您将如何将相当大(>300K)、相当成熟的 C 代码库转换为 C++?

所考虑的 CI 类型被分成大致对应于模块的文件(即,比典型的基于 OO 类的分解粒度更小),使用内部链接代替私有函数和数据,使用外部链接代替公共函数和数据。 全局变量广泛用于模块之间的通信。 有非常广泛的集成测试套件可用,但没有单元(即模块)级测试。

我心中有一个总体策略:

  1. 编译 C++ 的 C 子集中的所有内容并使其正常工作。
  2. 将模块转换为巨大的类,以便所有交叉引用都由类名限定范围,但将所有函数和数据保留为静态成员,并使其正常工作。
  3. 使用适当的构造函数和初始化的交叉引用将大型类转换为实例; 根据需要用间接访问替换静态成员访问; 并让它发挥作用。
  4. 现在,将项目视为一个不良因素的 OO 应用程序,并在依赖关系易于处理的情况下编写单元测试,在不易处理的情况下将其分解为单独的类; 这里的目标是在每次转变时从一个工作计划转向另一个工作计划。

显然,这将是一项相当大的工作。 有没有关于这种翻译的案例研究/战争故事? 替代策略? 其他有用的建议?

注 1:该程序是一个编译器,可能有数百万其他程序依赖于其行为不改变,因此大规模重写几乎不是一个选择。

注 2:源代码已近 20 年历史,每年可能有 30% 的代码变动(修改的行数 + 添加的行数/之前的总行数)。 换句话说,它得到了大力维护和扩展。 因此,目标之一是提高可维护性。

[就问题而言,假设必须强制转换为 C++,而将其保留为 C 则不是一种选择。 添加此条件的目的是消除“将其保留在 C 中”答案。

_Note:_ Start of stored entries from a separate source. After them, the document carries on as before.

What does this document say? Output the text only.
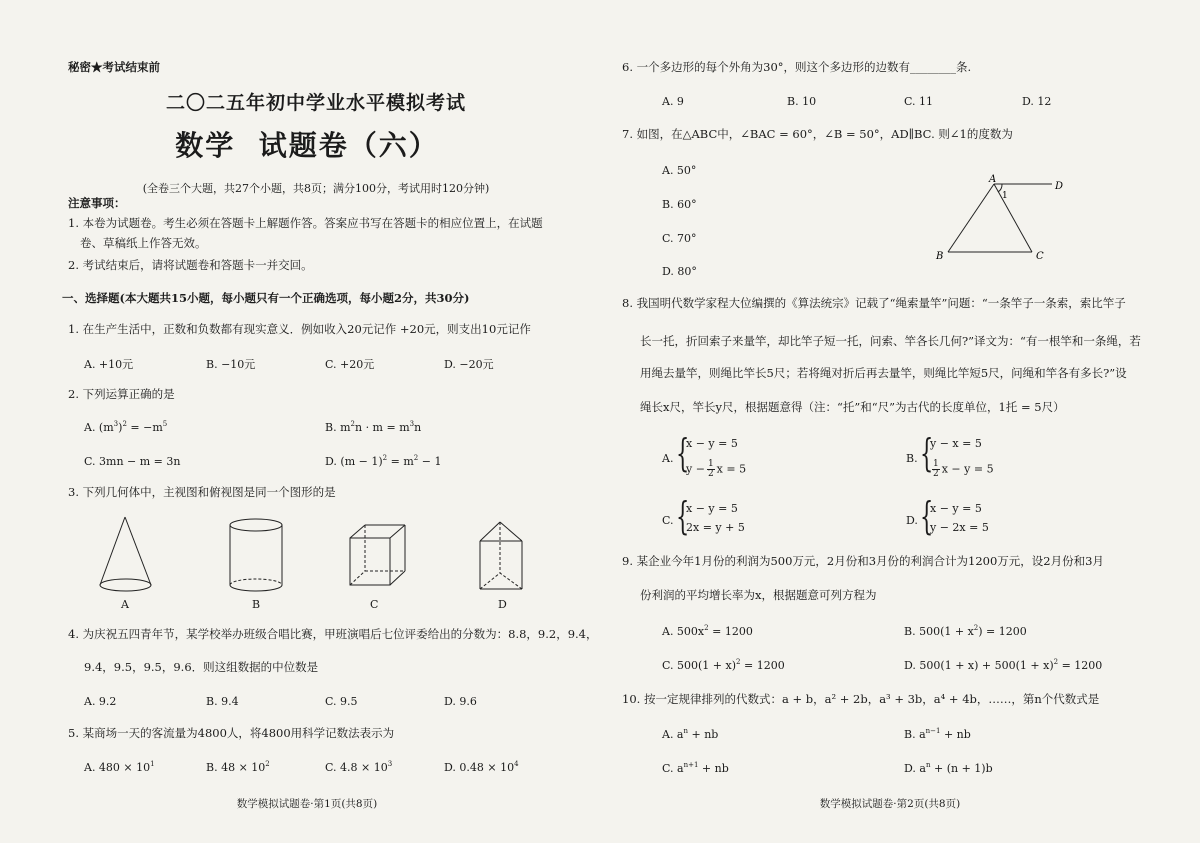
秘密★考试结束前
二〇二五年初中学业水平模拟考试
数学  试题卷（六）
(全卷三个大题，共27个小题，共8页；满分100分，考试用时120分钟)
注意事项：
1. 本卷为试题卷。考生必须在答题卡上解题作答。答案应书写在答题卡的相应位置上，在试题
卷、草稿纸上作答无效。
2. 考试结束后，请将试题卷和答题卡一并交回。
一、选择题(本大题共15小题，每小题只有一个正确选项，每小题2分，共30分)
1. 在生产生活中，正数和负数都有现实意义．例如收入20元记作 +20元，则支出10元记作
A. +10元	B. −10元	C. +20元	D. −20元
2. 下列运算正确的是
A. $(m^3)^2 = -m^5$	B. $m^2n \cdot m = m^3n$
C. 3mn − m = 3n	D. $(m - 1)^2 = m^2 - 1$
3. 下列几何体中，主视图和俯视图是同一个图形的是
A	B	C	D
4. 为庆祝五四青年节，某学校举办班级合唱比赛，甲班演唱后七位评委给出的分数为：8.8，9.2，9.4，
9.4，9.5，9.5，9.6．则这组数据的中位数是
A. 9.2	B. 9.4	C. 9.5	D. 9.6
5. 某商场一天的客流量为4800人，将4800用科学记数法表示为
A. $480 \times 10^1$	B. $48 \times 10^2$	C. $4.8 \times 10^3$	D. $0.48 \times 10^4$
数学模拟试题卷·第1页(共8页)
6. 一个多边形的每个外角为30°，则这个多边形的边数有________条.
A. 9	B. 10	C. 11	D. 12
7. 如图，在△ABC中，∠BAC = 60°，∠B = 50°，AD∥BC. 则∠1的度数为
A. 50°
B. 60°
C. 70°
D. 80°
A
D
1
B	C
8. 我国明代数学家程大位编撰的《算法统宗》记载了“绳索量竿”问题：“一条竿子一条索，索比竿子
长一托，折回索子来量竿，却比竿子短一托，问索、竿各长几何?”译文为：“有一根竿和一条绳，若
用绳去量竿，则绳比竿长5尺；若将绳对折后再去量竿，则绳比竿短5尺，问绳和竿各有多长?”设
绳长x尺，竿长y尺，根据题意得（注：“托”和“尺”为古代的长度单位，1托 = 5尺）
A. {
x − y = 5
$y - \frac{1}{2}$ x = 5
B. {
y − x = 5
$\frac{1}{2}$ x − y = 5
C. {
x − y = 5
2x = y + 5
D. {
x − y = 5
y − 2x = 5
9. 某企业今年1月份的利润为500万元，2月份和3月份的利润合计为1200万元，设2月份和3月
份利润的平均增长率为x，根据题意可列方程为
A. $500x^2 = 1200$	B. $500(1 + x^2) = 1200$
C. $500(1 + x)^2 = 1200$	D. $500(1 + x) + 500(1 + x)^2 = 1200$
10. 按一定规律排列的代数式：a + b，a² + 2b，a³ + 3b，a⁴ + 4b，……，第n个代数式是
A. $a^n$ + nb	B. $a^{n-1}$ + nb
C. $a^{n+1}$ + nb	D. $a^n + (n + 1)b$
数学模拟试题卷·第2页(共8页)
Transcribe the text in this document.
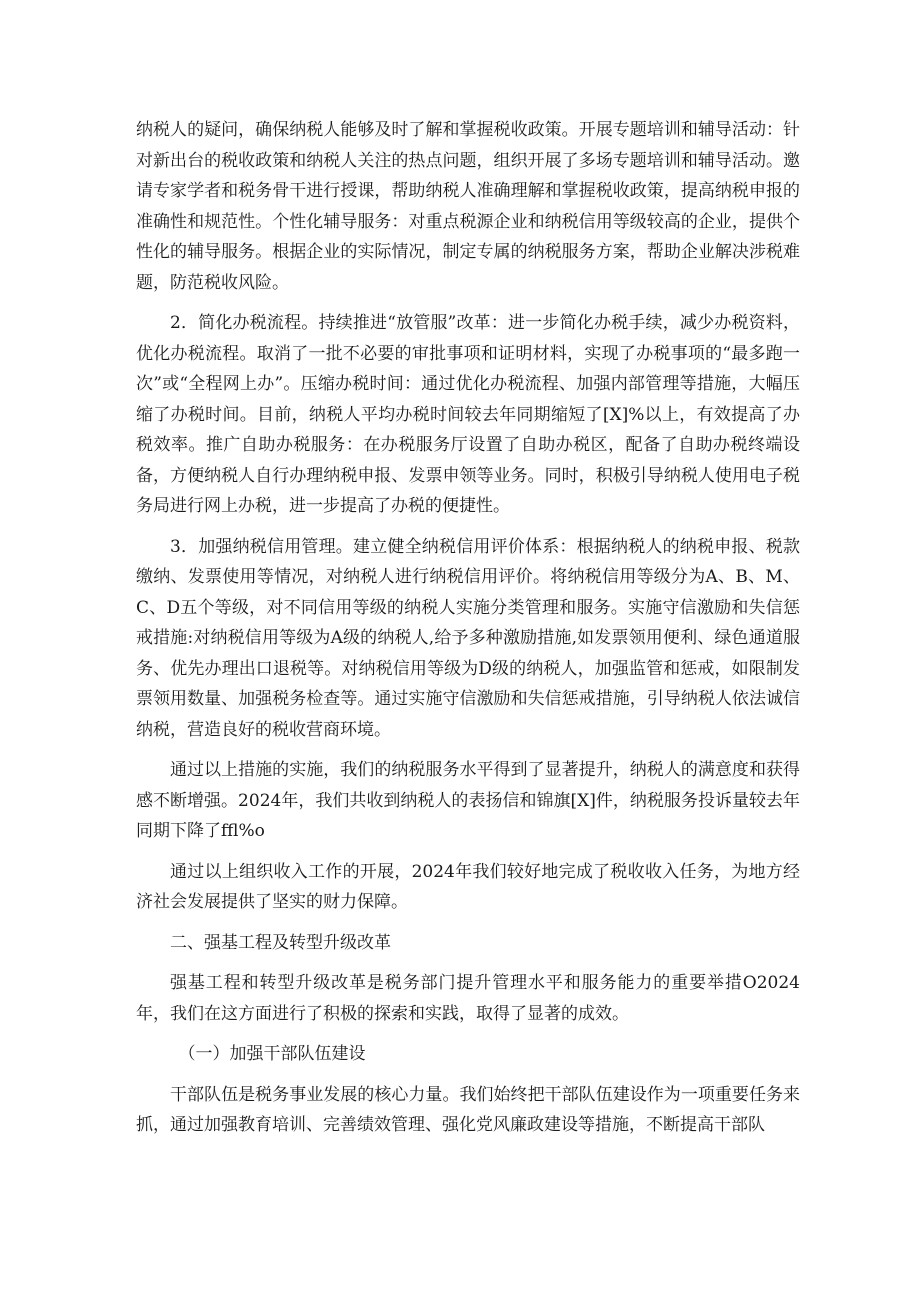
纳税人的疑问，确保纳税人能够及时了解和掌握税收政策。开展专题培训和辅导活动：针对新出台的税收政策和纳税人关注的热点问题，组织开展了多场专题培训和辅导活动。邀请专家学者和税务骨干进行授课，帮助纳税人准确理解和掌握税收政策，提高纳税申报的准确性和规范性。个性化辅导服务：对重点税源企业和纳税信用等级较高的企业，提供个性化的辅导服务。根据企业的实际情况，制定专属的纳税服务方案，帮助企业解决涉税难题，防范税收风险。

2．简化办税流程。持续推进“放管服”改革：进一步简化办税手续，减少办税资料，优化办税流程。取消了一批不必要的审批事项和证明材料，实现了办税事项的“最多跑一次”或“全程网上办”。压缩办税时间：通过优化办税流程、加强内部管理等措施，大幅压缩了办税时间。目前，纳税人平均办税时间较去年同期缩短了[X]%以上，有效提高了办税效率。推广自助办税服务：在办税服务厅设置了自助办税区，配备了自助办税终端设备，方便纳税人自行办理纳税申报、发票申领等业务。同时，积极引导纳税人使用电子税务局进行网上办税，进一步提高了办税的便捷性。

3．加强纳税信用管理。建立健全纳税信用评价体系：根据纳税人的纳税申报、税款缴纳、发票使用等情况，对纳税人进行纳税信用评价。将纳税信用等级分为A、B、M、C、D五个等级，对不同信用等级的纳税人实施分类管理和服务。实施守信激励和失信惩戒措施:对纳税信用等级为A级的纳税人,给予多种激励措施,如发票领用便利、绿色通道服务、优先办理出口退税等。对纳税信用等级为D级的纳税人，加强监管和惩戒，如限制发票领用数量、加强税务检查等。通过实施守信激励和失信惩戒措施，引导纳税人依法诚信纳税，营造良好的税收营商环境。

通过以上措施的实施，我们的纳税服务水平得到了显著提升，纳税人的满意度和获得感不断增强。2024年，我们共收到纳税人的表扬信和锦旗[X]件，纳税服务投诉量较去年同期下降了ffl%o

通过以上组织收入工作的开展，2024年我们较好地完成了税收收入任务，为地方经济社会发展提供了坚实的财力保障。

二、强基工程及转型升级改革

强基工程和转型升级改革是税务部门提升管理水平和服务能力的重要举措O2024年，我们在这方面进行了积极的探索和实践，取得了显著的成效。

（一）加强干部队伍建设

干部队伍是税务事业发展的核心力量。我们始终把干部队伍建设作为一项重要任务来抓，通过加强教育培训、完善绩效管理、强化党风廉政建设等措施，不断提高干部队
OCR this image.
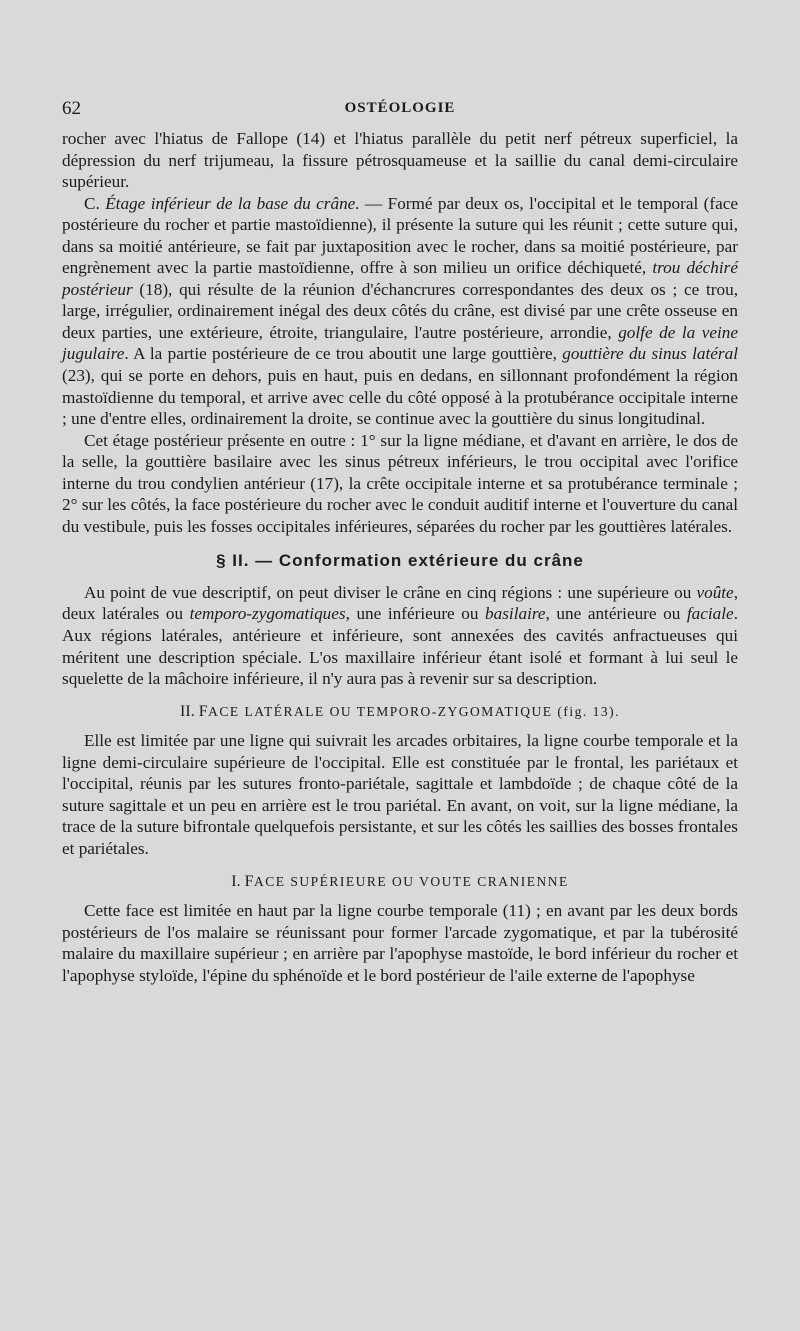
62	OSTÉOLOGIE

rocher avec l'hiatus de Fallope (14) et l'hiatus parallèle du petit nerf pétreux superficiel, la dépression du nerf trijumeau, la fissure pétrosquameuse et la saillie du canal demi-circulaire supérieur.

C. Étage inférieur de la base du crâne. — Formé par deux os, l'occipital et le temporal (face postérieure du rocher et partie mastoïdienne), il présente la suture qui les réunit ; cette suture qui, dans sa moitié antérieure, se fait par juxtaposition avec le rocher, dans sa moitié postérieure, par engrènement avec la partie mastoïdienne, offre à son milieu un orifice déchiqueté, trou déchiré postérieur (18), qui résulte de la réunion d'échancrures correspondantes des deux os ; ce trou, large, irrégulier, ordinairement inégal des deux côtés du crâne, est divisé par une crête osseuse en deux parties, une extérieure, étroite, triangulaire, l'autre postérieure, arrondie, golfe de la veine jugulaire. A la partie postérieure de ce trou aboutit une large gouttière, gouttière du sinus latéral (23), qui se porte en dehors, puis en haut, puis en dedans, en sillonnant profondément la région mastoïdienne du temporal, et arrive avec celle du côté opposé à la protubérance occipitale interne ; une d'entre elles, ordinairement la droite, se continue avec la gouttière du sinus longitudinal.

Cet étage postérieur présente en outre : 1° sur la ligne médiane, et d'avant en arrière, le dos de la selle, la gouttière basilaire avec les sinus pétreux inférieurs, le trou occipital avec l'orifice interne du trou condylien antérieur (17), la crête occipitale interne et sa protubérance terminale ; 2° sur les côtés, la face postérieure du rocher avec le conduit auditif interne et l'ouverture du canal du vestibule, puis les fosses occipitales inférieures, séparées du rocher par les gouttières latérales.

§ II. — Conformation extérieure du crâne

Au point de vue descriptif, on peut diviser le crâne en cinq régions : une supérieure ou voûte, deux latérales ou temporo-zygomatiques, une inférieure ou basilaire, une antérieure ou faciale. Aux régions latérales, antérieure et inférieure, sont annexées des cavités anfractueuses qui méritent une description spéciale. L'os maxillaire inférieur étant isolé et formant à lui seul le squelette de la mâchoire inférieure, il n'y aura pas à revenir sur sa description.

II. FACE LATÉRALE OU TEMPORO-ZYGOMATIQUE (fig. 13).

Elle est limitée par une ligne qui suivrait les arcades orbitaires, la ligne courbe temporale et la ligne demi-circulaire supérieure de l'occipital. Elle est constituée par le frontal, les pariétaux et l'occipital, réunis par les sutures fronto-pariétale, sagittale et lambdoïde ; de chaque côté de la suture sagittale et un peu en arrière est le trou pariétal. En avant, on voit, sur la ligne médiane, la trace de la suture bifrontale quelquefois persistante, et sur les côtés les saillies des bosses frontales et pariétales.

I. FACE SUPÉRIEURE OU VOUTE CRANIENNE

Cette face est limitée en haut par la ligne courbe temporale (11) ; en avant par les deux bords postérieurs de l'os malaire se réunissant pour former l'arcade zygomatique, et par la tubérosité malaire du maxillaire supérieur ; en arrière par l'apophyse mastoïde, le bord inférieur du rocher et l'apophyse styloïde, l'épine du sphénoïde et le bord postérieur de l'aile externe de l'apophyse
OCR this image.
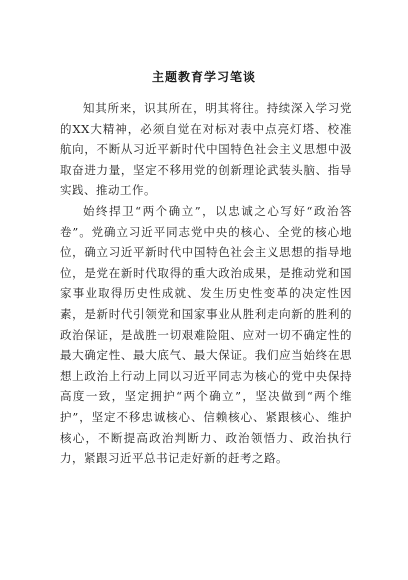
主题教育学习笔谈

知其所来，识其所在，明其将往。持续深入学习党的XX大精神，必须自觉在对标对表中点亮灯塔、校准航向，不断从习近平新时代中国特色社会主义思想中汲取奋进力量，坚定不移用党的创新理论武装头脑、指导实践、推动工作。

始终捍卫“两个确立”，以忠诚之心写好“政治答卷”。党确立习近平同志党中央的核心、全党的核心地位，确立习近平新时代中国特色社会主义思想的指导地位，是党在新时代取得的重大政治成果，是推动党和国家事业取得历史性成就、发生历史性变革的决定性因素，是新时代引领党和国家事业从胜利走向新的胜利的政治保证，是战胜一切艰难险阻、应对一切不确定性的最大确定性、最大底气、最大保证。我们应当始终在思想上政治上行动上同以习近平同志为核心的党中央保持高度一致，坚定拥护“两个确立”，坚决做到“两个维护”，坚定不移忠诚核心、信赖核心、紧跟核心、维护核心，不断提高政治判断力、政治领悟力、政治执行力，紧跟习近平总书记走好新的赶考之路。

]

How would you go about converting a reasonably large (>300K), fairly mature C codebase to C++?

The kind of C I have in mind is split into files roughly corresponding to modules (i.e. less granular than a typical OO class-based decomposition), using internal linkage in lieu private functions and data, and external linkage for public functions and data. Global variables are used extensively for communication between the modules. There is a very extensive integration test suite available, but no unit (i.e. module) level tests.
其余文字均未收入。